Diese sehr exklusive Meinung zog sich über die letzten knapp eineinhalb Jahre durch die Berichterstattung: Jede neue positive Meldung wurde äußerst kritisch betrachtet, jedes negative Gerücht (kein erkennen im Sitzen, keine Spracheingabe) ungeprüft frenetisch als Fakt und Beweis der eigenen hellseherischen Fähigkeiten präsentiert.

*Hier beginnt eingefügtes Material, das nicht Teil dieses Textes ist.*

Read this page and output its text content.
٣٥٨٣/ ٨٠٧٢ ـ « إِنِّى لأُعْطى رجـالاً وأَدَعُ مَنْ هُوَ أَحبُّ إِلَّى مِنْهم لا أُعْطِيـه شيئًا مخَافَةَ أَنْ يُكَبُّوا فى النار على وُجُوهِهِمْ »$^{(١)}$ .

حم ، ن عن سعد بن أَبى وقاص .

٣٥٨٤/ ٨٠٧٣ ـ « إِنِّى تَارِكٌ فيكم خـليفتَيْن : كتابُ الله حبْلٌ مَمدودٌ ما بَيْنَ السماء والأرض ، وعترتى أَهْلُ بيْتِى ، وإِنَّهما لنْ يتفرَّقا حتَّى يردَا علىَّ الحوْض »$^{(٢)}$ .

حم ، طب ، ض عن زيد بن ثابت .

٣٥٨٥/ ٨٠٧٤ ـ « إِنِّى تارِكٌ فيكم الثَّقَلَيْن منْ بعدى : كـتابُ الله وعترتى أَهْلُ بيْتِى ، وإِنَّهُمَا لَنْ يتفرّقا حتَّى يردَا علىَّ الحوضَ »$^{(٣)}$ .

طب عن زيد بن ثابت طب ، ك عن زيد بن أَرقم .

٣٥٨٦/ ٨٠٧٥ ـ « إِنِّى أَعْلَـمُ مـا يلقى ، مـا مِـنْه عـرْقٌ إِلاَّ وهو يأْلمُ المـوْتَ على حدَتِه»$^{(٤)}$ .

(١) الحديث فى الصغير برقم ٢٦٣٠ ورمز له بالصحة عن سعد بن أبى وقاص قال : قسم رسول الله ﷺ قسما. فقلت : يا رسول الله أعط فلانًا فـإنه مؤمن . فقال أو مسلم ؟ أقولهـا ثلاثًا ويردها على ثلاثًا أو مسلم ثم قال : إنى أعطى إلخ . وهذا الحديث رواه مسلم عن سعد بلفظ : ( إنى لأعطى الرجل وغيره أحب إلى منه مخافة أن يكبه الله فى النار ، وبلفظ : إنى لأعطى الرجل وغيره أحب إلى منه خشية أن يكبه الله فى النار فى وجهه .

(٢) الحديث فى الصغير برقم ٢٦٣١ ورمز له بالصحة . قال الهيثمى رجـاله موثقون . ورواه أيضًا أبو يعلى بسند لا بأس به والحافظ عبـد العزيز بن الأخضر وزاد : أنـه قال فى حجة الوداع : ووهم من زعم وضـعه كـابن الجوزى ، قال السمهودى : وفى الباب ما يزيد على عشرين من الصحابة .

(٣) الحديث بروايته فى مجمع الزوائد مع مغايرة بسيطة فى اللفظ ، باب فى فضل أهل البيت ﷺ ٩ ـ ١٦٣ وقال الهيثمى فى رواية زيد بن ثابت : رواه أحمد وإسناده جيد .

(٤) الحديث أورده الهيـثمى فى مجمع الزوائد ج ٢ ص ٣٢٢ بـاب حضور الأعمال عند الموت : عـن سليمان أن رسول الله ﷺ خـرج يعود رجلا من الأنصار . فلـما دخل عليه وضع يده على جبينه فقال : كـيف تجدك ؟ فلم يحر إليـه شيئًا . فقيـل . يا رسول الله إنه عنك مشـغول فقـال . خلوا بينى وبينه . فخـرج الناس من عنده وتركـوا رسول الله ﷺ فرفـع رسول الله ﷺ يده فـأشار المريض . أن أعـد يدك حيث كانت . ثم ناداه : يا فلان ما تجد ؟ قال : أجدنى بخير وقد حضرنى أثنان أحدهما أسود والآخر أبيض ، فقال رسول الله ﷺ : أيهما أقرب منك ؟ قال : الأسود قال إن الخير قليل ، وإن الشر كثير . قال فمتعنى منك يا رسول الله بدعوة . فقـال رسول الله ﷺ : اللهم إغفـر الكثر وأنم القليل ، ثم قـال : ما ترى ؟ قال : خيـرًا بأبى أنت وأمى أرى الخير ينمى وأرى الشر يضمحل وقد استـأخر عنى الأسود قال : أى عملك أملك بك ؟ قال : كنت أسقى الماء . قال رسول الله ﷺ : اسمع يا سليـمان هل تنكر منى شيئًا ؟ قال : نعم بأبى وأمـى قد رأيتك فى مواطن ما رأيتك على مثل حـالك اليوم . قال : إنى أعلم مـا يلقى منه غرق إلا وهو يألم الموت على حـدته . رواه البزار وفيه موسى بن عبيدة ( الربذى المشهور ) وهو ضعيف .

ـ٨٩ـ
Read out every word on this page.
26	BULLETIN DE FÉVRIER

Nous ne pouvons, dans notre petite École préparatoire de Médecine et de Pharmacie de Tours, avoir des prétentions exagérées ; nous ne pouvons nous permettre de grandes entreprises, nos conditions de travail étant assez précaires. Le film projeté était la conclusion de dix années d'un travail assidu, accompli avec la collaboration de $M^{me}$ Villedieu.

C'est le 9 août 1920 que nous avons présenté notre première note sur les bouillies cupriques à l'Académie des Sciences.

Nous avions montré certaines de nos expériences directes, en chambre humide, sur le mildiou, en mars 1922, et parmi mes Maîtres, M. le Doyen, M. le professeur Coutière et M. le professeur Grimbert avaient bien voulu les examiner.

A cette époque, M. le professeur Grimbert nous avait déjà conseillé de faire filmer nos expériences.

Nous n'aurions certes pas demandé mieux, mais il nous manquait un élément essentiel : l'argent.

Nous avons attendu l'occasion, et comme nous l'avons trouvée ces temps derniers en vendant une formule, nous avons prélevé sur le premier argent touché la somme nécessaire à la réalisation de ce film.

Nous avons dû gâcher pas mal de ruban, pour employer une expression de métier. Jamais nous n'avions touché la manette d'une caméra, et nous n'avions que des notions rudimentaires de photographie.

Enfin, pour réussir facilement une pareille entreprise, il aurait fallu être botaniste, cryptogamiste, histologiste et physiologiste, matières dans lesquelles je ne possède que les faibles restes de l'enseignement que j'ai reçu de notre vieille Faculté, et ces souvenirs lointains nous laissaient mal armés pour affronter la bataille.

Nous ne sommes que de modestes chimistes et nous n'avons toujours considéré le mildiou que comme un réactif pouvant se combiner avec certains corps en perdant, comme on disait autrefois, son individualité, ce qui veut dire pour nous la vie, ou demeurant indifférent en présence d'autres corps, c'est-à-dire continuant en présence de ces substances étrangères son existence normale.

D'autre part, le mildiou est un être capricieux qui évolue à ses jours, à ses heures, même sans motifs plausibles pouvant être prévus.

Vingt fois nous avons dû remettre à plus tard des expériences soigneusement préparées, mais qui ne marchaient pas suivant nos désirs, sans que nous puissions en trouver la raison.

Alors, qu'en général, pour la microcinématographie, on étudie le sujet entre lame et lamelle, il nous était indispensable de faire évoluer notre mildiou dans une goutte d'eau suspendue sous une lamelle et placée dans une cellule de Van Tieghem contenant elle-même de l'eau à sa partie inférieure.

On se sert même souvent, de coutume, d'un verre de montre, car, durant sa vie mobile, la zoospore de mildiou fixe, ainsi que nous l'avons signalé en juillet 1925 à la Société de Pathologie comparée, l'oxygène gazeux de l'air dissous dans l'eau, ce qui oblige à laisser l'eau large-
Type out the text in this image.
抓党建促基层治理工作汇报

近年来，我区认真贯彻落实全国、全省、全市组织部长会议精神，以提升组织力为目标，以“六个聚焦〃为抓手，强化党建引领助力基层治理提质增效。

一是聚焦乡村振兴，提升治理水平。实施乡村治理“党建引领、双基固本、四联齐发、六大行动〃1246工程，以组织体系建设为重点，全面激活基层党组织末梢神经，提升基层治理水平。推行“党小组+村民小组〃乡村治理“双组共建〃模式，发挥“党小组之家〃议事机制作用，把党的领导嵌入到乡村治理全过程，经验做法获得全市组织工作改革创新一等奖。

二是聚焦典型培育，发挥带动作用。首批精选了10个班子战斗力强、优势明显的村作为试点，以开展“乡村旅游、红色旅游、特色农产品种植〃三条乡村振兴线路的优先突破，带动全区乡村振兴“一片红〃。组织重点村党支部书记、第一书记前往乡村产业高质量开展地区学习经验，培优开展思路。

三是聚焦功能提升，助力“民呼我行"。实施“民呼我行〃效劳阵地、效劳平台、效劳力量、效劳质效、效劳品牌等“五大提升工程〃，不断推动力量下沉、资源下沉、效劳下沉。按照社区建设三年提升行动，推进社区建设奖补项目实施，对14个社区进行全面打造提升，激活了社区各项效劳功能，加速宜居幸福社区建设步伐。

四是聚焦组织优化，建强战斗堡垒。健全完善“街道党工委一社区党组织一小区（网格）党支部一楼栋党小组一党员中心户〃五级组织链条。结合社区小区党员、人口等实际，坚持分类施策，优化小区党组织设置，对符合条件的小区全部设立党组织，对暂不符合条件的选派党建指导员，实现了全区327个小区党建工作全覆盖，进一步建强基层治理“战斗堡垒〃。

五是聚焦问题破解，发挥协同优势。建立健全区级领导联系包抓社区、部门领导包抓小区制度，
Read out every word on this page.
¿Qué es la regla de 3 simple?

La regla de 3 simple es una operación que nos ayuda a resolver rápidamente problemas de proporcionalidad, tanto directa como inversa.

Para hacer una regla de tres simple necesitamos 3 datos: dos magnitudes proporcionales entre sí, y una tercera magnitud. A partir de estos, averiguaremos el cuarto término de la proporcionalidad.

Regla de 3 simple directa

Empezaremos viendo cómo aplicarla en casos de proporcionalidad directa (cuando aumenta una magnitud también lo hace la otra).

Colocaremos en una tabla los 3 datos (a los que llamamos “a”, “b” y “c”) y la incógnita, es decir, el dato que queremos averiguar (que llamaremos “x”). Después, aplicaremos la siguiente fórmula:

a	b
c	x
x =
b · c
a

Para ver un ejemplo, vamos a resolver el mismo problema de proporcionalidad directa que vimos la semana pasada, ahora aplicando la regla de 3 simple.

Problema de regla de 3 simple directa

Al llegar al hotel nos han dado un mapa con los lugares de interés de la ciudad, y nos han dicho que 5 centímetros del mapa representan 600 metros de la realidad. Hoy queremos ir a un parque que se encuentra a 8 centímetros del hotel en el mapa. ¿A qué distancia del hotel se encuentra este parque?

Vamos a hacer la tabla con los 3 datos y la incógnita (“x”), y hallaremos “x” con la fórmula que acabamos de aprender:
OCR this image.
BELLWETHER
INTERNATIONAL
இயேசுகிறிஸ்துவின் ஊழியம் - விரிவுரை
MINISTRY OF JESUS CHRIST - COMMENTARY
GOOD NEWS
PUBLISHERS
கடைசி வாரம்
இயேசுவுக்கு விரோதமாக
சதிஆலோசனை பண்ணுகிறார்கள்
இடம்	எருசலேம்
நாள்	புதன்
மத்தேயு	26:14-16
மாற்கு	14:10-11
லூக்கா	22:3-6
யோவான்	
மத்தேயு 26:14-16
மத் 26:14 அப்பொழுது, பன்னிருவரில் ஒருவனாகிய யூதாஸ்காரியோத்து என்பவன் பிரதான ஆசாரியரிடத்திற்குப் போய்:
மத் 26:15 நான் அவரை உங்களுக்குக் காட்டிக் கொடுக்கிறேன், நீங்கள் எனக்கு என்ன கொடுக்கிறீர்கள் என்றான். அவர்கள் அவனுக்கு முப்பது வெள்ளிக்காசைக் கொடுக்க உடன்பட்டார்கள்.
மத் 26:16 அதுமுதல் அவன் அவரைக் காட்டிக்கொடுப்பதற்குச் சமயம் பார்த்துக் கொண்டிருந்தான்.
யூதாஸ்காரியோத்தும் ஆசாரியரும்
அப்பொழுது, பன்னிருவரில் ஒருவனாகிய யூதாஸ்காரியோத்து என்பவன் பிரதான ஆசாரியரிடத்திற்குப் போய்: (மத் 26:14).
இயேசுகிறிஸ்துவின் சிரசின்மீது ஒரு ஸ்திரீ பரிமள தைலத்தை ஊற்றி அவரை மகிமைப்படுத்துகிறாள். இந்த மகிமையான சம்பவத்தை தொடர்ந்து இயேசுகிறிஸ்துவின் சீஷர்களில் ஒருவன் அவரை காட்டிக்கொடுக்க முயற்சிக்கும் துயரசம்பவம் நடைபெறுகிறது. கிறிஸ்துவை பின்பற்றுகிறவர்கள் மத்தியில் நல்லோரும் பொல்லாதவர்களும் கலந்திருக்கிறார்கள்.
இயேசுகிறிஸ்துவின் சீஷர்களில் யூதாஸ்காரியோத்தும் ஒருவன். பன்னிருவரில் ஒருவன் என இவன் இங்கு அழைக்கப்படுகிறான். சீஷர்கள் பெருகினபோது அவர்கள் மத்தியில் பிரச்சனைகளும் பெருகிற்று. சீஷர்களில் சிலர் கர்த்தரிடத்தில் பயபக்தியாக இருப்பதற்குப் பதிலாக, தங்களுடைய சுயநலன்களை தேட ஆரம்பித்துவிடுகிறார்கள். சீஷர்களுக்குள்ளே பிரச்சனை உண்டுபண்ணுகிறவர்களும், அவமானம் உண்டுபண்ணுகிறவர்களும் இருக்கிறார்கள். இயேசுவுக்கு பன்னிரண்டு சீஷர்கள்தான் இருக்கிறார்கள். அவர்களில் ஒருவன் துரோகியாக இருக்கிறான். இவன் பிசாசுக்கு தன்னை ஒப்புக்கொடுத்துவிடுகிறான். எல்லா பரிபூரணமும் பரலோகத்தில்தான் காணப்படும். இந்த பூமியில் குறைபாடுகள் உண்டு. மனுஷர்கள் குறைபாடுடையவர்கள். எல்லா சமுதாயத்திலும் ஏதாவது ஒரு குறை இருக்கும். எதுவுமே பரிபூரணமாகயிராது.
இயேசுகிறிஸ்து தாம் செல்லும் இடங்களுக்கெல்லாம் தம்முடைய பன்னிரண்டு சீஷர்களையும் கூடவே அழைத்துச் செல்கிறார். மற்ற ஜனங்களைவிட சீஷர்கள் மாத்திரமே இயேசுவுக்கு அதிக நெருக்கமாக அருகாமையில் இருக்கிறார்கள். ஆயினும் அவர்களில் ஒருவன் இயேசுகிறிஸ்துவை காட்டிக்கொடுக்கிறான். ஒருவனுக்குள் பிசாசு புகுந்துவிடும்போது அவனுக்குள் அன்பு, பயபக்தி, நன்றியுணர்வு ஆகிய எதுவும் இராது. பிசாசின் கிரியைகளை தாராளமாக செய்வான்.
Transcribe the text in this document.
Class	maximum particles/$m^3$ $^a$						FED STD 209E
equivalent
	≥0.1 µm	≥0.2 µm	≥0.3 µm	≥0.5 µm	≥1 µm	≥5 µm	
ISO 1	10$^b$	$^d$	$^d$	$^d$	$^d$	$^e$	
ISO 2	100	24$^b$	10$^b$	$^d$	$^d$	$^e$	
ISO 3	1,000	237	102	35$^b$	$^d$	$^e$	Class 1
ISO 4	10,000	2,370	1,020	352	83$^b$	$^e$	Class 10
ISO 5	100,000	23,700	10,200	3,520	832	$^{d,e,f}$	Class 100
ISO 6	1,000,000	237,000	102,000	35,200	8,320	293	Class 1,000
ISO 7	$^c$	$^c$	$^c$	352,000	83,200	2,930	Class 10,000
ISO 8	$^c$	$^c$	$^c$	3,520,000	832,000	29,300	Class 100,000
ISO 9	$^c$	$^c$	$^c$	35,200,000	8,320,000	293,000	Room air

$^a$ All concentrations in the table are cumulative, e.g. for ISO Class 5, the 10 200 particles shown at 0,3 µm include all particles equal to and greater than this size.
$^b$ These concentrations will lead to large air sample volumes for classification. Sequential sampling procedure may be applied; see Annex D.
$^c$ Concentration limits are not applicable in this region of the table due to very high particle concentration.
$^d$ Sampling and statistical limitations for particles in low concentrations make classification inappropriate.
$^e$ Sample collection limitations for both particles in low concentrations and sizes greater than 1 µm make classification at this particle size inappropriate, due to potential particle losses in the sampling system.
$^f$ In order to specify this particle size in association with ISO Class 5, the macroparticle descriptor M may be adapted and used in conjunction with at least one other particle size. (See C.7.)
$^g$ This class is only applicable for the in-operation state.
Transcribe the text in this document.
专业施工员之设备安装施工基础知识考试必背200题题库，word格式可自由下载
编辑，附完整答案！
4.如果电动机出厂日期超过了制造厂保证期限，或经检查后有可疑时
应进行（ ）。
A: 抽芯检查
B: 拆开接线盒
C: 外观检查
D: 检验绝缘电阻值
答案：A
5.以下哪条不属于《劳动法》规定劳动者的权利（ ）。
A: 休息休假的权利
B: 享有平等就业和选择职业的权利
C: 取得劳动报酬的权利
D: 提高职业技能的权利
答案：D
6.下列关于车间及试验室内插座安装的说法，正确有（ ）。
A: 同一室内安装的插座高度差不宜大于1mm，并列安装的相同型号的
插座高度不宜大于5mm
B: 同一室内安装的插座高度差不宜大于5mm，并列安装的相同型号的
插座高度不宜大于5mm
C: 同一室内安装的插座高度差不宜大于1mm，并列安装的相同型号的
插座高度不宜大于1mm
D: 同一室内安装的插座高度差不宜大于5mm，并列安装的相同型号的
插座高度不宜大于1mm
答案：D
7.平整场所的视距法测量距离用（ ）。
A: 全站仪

In den letzten Tagen vor dem deutschen Verkaufsstart lief man dann zur Höchstform auf: Kein Tag ohne negative Meinung oder Meldung, in einem mehrteiligen Special wurden Kinect und das Konkurrenzprodukt Sony Move gegenübergestellt. Damit dieser Vergleich auch ja schlecht für Kinect ausgeht wurde auch an allen Ecken und Enden getrickst:

  • Der Preis für zwei Spieler ist bei Sony höher da man neben einem zweiten Move Controller auch einen zweiten Sony-Nunchuk“ braucht? Laut „FÜRspieler“ nicht, denn man kann ja auch den normalen Sony PS3 Controller nehmen! Eine Erklärung wie man mit einer Hand an diesem Controller sowohl den Analogstick als auch die Buttons bedienen soll bleibt man bisher aber schuldig.
  • Um auch ja kein Risiko beim Ergebnis eines solchen Vergleiches einzugehen bietet sich natürlich auch die Auswahl besonders „geeigneter“ Testkategorien an – So vergleicht man in Hamburg das komplett Controllerlose Kinect mit dem Move Controller natürlich im Punkt „Haptik (=wie liegt der Controller in der Hand) und Feedback, verzichtet aber auf die Kategorie „Bewegungsfreiheit“ – Sehr einleuchtend.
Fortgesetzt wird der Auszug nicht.